Kale Krunchies

1 bunch Fresh kale
1 Tablespoon Extra virgin olive oil
1/3 cup Freshly grated Parmesan cheese plus extra for garnish

1. Line two baking sheets with parchment paper. Preheat oven to 300ºF.

2. Wash kale. Remove leaves from stems and tear into potato-chip-size pieces. Spin dry or pat the leaves dry with a towel. Spread the leaves in a single layer on the cookie sheets; do not overlap the leaves.

3. Lightly brush each leaf with a bit of olive oil. Sprinkle each leaf with Parmesan.

4. Bake for 10 to 12 minutes, turning sheets half way through. Leaves should be crispy and just beginning to turn brown at the edges; don’t let them get too dark. Serve immediately with additional Parmesan sprinkled over the leaves for garnish.

Note: Try using garlic powder, Zaatar or Dukkah (Egyptian spice mixes), or your favorite spice blend.

Mashed Potatoes & Celeriac Root

Uh, this is so good with something meaty.
You’ll need:
1 celeriac root for each
4 potatoes
butter
sour cream
nutmeg
salt/pepper

Wash, peel and cut potatoes and celeriac in same size pieces.
Boil in salt water until soft (25 min.).
Pour off water & add butter, sour cream, salt, pepper & nutmeg to taste. Smash it all with your potato smasher. Eat quickly before you have to share with others.
Guten Appetit,
Steffi

Lentil Soup with Shitakes & Leeks

Ingredients:

lentils
leeks
fresh shitake mushrooms
oil or butter
herbs, salt & pepper, soy sauce, vinegar

Boil up a pint of lentils in a couple quarts of water–1/2 – 3/4 hour.

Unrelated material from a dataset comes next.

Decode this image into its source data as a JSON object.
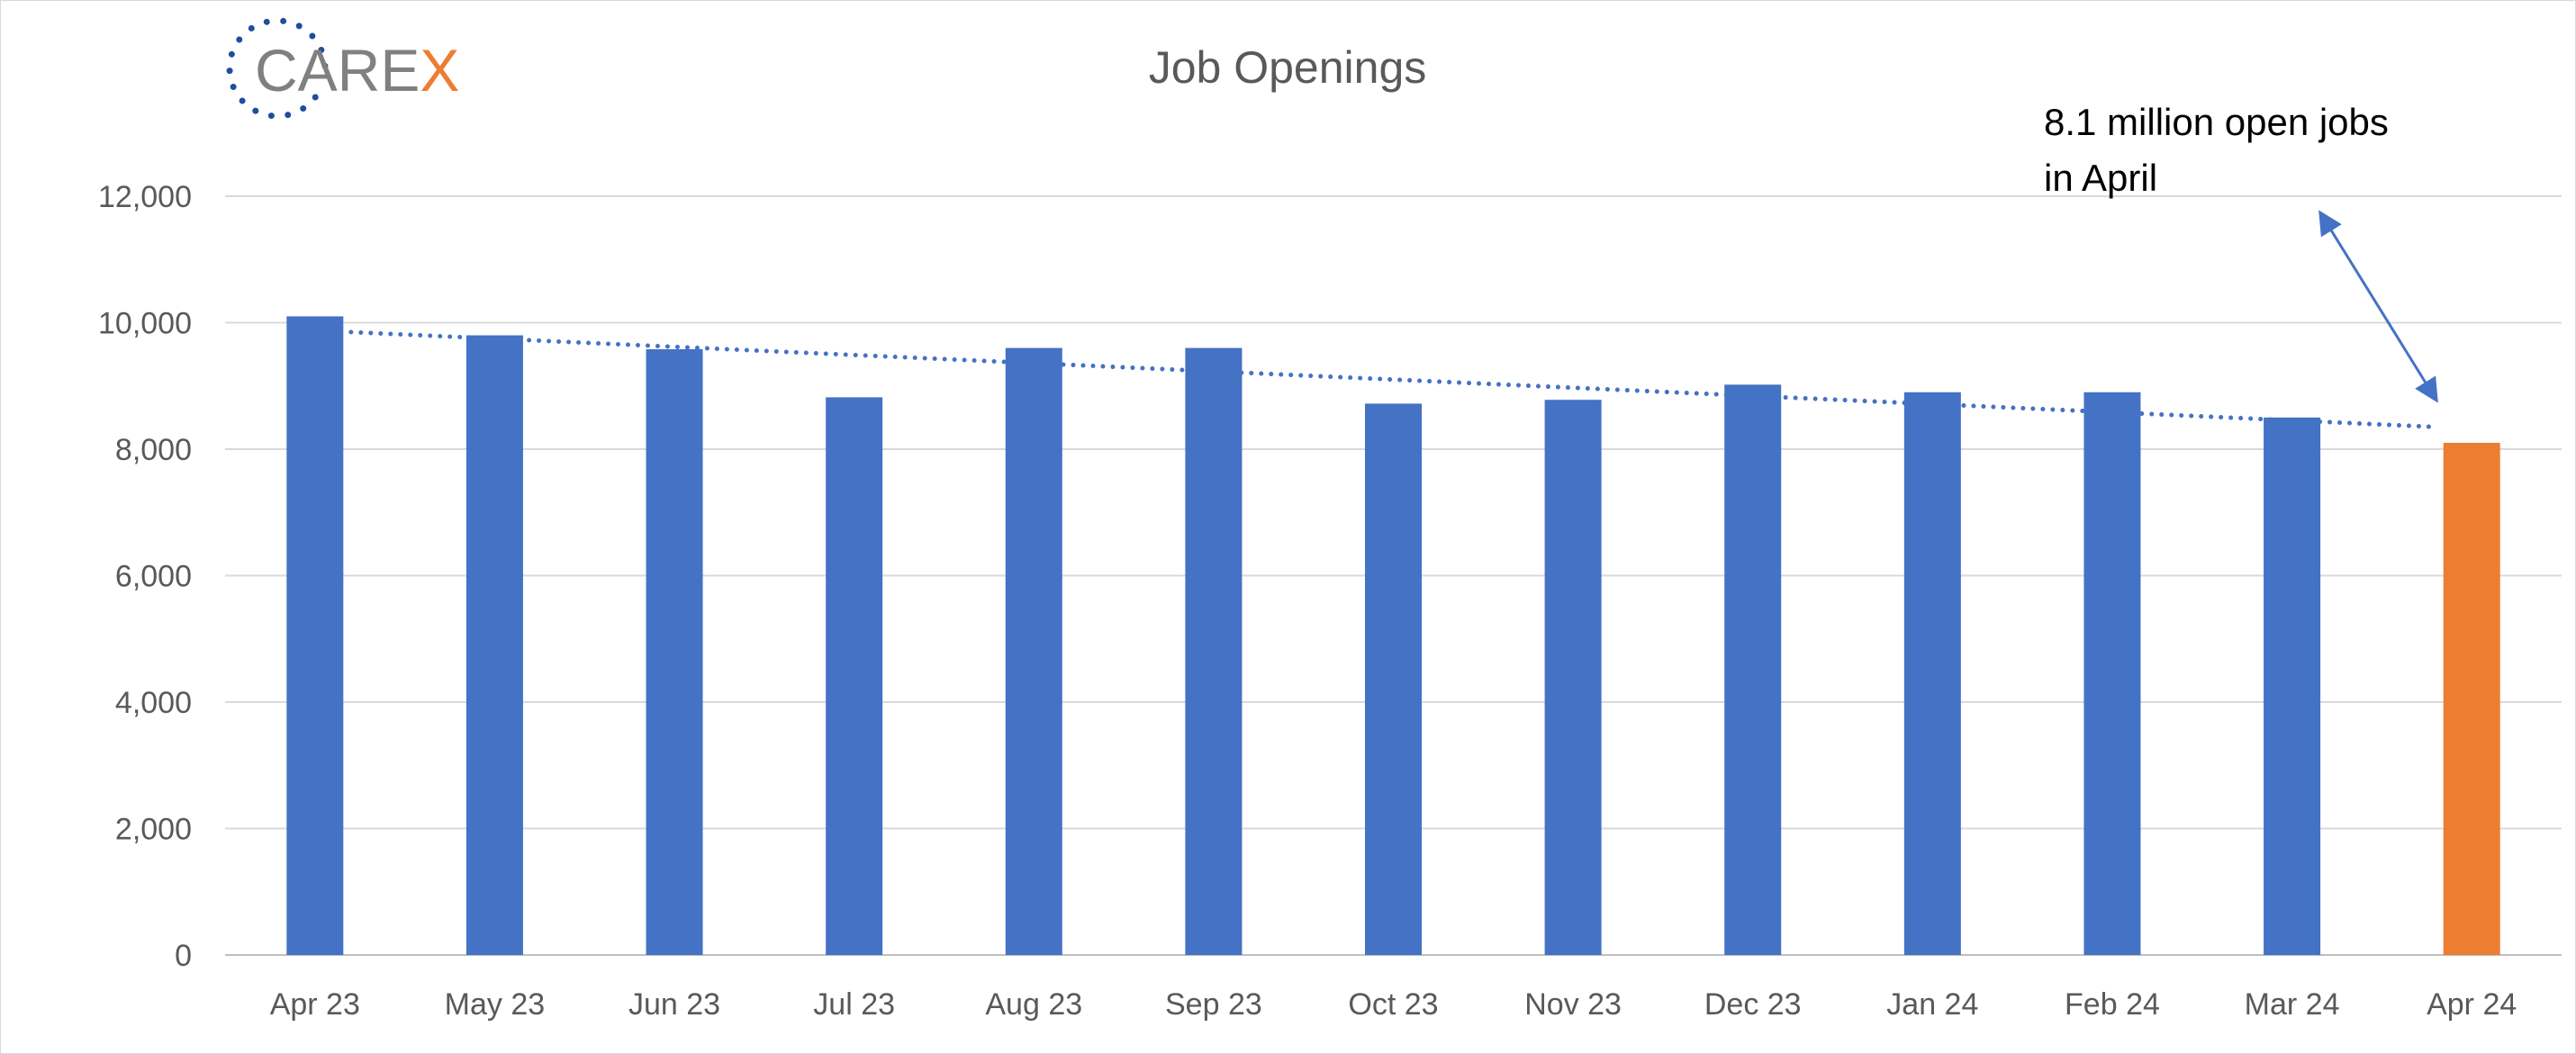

Meanwhile, cut a couple of leeks in half lengthwise, wash them thoroughly in a sinkful of water, and chop crosswise, all the way through the green, into quarter or half inch bits. In a big kettle, fry the leek gently in a big lump of butter or fine olive oil (sesame oil would be excellent, I think); allow some of it to brown lightly, even caramelize onto the pan a bit.

Dump in the cooked lentils and enough water or vegetable broth to make it soupy. Season with a generous shake of cumin (about half a tablespoon), Italian herbs, and pepper. Dump in a small glug of soysauce and a small squirt of balsamic vinegar. A little dry sherry is very good.

At the end, quickly fry up a mess of shitakes in butter or oil and put them in the soup. Shitakes are rather expensive, but half a dozen don’t weigh very much. I cut them like a pie into eight or ten wedges, including a bit of stem on most of the pieces. Ordinary mushrooms can be used instead, though they don’t have the same exquisite fragrance.

This makes a family size pot of soup with some left for lunch.